Peptidoglycan comprises repeating units of N-acetylmuramic acid, N-acetylglucosamine and short cross-linking peptides. After the conversion of UDP-N-acetylglucosamine (UNAG) to UDP-N-acetylmuramic acid (UNAM) by the MurA and MurB enzymes, an amino acid is added to UNAM by UDP-N-acetylmuramic acid L-alanine ligase (MurC). As peptidoglycan is an essential component of the bacterial cell wall, the enzymes involved in its biosynthesis represent promising targets for the development of novel antibacterial drugs. Here, the crystal structure of Mycobacterium bovis MurC (MbMurC) is reported, which exhibits a three-domain architecture for the binding of UNAM, ATP and an amino acid as substrates, with a nickel ion at the domain interface. The ATP-binding loop adopts a conformation that is not seen in other MurCs. In the UNAG-bound structure of MbMurC, the substrate mimic interacts with the UDP-binding domain of MbMurC, which does not invoke rearrangement of the three domains.

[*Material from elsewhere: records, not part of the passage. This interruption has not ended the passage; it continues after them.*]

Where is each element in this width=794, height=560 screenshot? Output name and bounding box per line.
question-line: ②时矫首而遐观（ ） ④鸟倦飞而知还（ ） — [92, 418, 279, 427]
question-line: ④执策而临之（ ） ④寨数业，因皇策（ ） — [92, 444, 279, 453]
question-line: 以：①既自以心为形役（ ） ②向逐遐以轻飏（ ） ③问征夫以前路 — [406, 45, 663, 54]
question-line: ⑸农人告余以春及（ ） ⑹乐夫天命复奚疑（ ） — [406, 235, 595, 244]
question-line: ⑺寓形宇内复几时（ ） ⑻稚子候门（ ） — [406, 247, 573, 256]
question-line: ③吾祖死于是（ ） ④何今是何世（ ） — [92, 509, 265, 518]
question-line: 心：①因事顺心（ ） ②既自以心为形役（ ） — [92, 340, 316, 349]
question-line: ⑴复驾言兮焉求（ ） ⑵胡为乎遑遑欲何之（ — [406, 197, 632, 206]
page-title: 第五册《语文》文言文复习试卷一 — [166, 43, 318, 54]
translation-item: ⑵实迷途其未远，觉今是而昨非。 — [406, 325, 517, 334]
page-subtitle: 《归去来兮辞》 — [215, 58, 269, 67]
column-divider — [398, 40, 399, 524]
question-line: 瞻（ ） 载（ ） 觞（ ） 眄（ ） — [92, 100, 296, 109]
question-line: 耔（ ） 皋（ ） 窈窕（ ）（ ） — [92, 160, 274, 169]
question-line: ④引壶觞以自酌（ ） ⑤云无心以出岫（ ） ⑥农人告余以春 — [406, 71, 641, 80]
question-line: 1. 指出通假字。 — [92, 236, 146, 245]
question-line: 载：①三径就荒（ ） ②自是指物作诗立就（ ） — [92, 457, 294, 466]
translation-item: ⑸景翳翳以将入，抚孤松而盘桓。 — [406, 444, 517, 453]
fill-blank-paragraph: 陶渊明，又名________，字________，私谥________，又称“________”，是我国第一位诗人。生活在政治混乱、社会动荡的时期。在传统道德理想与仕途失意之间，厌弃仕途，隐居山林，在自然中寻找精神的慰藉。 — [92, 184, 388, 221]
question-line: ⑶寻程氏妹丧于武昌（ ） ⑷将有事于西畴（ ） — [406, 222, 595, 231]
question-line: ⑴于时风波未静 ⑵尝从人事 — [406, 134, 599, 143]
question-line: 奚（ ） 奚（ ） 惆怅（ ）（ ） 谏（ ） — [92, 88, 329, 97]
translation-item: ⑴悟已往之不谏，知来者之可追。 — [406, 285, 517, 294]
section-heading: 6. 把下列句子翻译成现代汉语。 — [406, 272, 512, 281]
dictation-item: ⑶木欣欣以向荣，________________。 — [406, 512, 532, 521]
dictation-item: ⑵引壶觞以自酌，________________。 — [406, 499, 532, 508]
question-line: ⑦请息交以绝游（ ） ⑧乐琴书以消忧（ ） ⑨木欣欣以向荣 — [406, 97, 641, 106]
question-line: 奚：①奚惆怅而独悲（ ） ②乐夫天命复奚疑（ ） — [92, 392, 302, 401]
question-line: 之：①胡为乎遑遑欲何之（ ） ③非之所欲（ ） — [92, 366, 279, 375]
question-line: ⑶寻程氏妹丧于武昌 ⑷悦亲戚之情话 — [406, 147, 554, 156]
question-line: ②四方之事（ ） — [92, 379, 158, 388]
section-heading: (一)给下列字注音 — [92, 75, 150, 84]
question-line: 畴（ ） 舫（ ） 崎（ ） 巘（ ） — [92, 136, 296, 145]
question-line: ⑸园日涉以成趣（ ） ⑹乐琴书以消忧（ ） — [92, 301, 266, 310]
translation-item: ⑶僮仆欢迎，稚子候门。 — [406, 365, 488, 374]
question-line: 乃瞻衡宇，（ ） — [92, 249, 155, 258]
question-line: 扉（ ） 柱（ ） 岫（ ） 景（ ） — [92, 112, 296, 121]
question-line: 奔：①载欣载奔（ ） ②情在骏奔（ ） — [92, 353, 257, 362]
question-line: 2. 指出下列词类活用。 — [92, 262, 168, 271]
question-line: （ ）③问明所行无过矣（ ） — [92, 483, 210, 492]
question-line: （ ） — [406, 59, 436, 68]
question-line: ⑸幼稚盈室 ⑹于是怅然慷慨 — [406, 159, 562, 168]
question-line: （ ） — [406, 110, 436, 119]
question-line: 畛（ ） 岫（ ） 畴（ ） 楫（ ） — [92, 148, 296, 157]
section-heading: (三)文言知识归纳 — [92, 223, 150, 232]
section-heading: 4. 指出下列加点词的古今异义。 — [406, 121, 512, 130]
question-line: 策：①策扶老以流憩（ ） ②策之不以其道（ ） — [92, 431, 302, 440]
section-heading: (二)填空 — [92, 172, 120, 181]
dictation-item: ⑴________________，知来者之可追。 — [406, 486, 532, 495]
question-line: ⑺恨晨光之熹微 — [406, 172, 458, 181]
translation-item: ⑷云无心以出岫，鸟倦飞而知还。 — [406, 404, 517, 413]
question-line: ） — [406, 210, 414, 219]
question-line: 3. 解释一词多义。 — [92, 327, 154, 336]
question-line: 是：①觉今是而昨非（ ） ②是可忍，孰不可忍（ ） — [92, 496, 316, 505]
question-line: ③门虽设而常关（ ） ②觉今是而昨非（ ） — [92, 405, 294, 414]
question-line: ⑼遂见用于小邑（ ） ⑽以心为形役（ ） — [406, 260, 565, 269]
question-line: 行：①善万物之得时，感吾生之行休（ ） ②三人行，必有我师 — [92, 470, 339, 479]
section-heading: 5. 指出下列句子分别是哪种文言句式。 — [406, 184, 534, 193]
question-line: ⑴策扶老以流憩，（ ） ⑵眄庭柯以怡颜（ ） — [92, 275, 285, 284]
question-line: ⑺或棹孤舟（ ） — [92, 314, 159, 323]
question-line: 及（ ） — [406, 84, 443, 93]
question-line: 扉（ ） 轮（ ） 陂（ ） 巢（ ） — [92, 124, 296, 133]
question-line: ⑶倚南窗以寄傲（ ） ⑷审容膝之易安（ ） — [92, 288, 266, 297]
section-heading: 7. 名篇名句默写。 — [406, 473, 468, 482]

Interestingly, the glycine-rich loop of the UDP-binding domain of MbMurC interacts through hydrogen bonds with the glucose moiety of the ligand, but not with the pyrophosphate moiety. These findings suggest that UNAG analogs might serve as potential candidates for neutralizing the catalytic activity of bacterial MurC.

Automated summary

Peptidoglycan is a crucial component of bacterial cell walls, and the enzymes involved in its biosynthesis are potential targets for novel antibacterial drugs. The crystal structure of Mycobacterium bovis MurC reveals a three-domain architecture for substrate binding, with unique features such as the ATP-binding loop conformation and interactions between the UDP-binding domain and substrate analogs. These findings suggest that UNAG analogs could potentially inhibit the catalytic activity of bacterial MurC.